Figure 34 : Représentation schématique des différentes stratégies utilisées en métabolomique et la quantité de biomarqueurs potentiellement mise en évidence217

Les analyses lipidomiques ont été appliquées à de nombreuses situations pathologiques comme la maladie d’Alzheimer, les neurosciences ou l’oncologie219–224. Dans le domaine des maladies cardio-vasculaires, les approches « omiques » laissent entrevoir de nouvelles perspectives pour comprendre les phénomènes physio-pathologiques associés. Des publications récentes soulignent l’intérêt d’étudier les modifications du lipidome du macrophage, cellule qui joue un rôle très important dans les processus inflammatoires et la constitution d’une plaque d’athérome menant à l'athérosclérose225–228.
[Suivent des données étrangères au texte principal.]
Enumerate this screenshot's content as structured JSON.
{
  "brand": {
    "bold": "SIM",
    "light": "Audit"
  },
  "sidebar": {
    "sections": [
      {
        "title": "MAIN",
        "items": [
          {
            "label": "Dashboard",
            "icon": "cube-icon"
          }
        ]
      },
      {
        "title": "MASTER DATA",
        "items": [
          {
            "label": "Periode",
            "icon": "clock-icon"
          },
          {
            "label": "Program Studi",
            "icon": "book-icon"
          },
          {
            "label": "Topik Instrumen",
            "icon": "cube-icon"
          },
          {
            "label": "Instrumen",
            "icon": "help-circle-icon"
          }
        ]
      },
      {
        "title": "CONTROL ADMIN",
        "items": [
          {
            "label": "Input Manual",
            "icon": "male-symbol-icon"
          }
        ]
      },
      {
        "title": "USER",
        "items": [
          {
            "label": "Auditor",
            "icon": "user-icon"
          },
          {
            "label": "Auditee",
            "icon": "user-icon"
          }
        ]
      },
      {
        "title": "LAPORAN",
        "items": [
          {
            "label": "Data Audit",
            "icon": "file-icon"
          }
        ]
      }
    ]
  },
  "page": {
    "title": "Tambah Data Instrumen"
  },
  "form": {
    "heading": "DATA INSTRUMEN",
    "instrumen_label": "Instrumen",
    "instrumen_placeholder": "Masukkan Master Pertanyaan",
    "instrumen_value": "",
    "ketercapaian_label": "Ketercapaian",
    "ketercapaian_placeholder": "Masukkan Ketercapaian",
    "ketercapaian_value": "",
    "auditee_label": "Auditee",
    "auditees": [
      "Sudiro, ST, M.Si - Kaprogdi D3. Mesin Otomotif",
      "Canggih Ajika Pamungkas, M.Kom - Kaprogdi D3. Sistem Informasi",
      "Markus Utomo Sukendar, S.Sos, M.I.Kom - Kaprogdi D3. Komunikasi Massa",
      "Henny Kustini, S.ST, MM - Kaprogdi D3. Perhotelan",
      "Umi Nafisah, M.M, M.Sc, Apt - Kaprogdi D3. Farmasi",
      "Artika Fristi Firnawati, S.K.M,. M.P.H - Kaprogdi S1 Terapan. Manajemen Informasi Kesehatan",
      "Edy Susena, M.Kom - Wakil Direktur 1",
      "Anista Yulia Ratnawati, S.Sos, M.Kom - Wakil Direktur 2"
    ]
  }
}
Les études métabolomiques comportent plusieurs étapes et font appel à des compétences très diversifiées, Figure 35. Dans un premier temps, il est nécessaire de situer le contexte de l’étude pour établir la nature et la disponibilité de l’échantillon à analyser (cellules, tissus, fluides biologiques). Ces points sont déterminants pour choisir la stratégie de préparation de l’échantillon biologique et la technique analytique mise en jeu lors de l’étude. Enfin, l’ensemble des innovations technologiques en spectrométrie de masse et en chromatographie liquide ont permis d’accroître les fréquences d’acquisition des appareils et leur capacité d’analyse des mélanges complexes. Les données chimiques obtenues sont donc considérables surtout dans le cas des études non ciblées. Il est donc particulièrement difficile d’extraire et d’interpréter les informations pertinentes. Le traitement statistique des données chimiques obtenues lors des analyses métabolomiques est connu sous le nom de chimiométrie.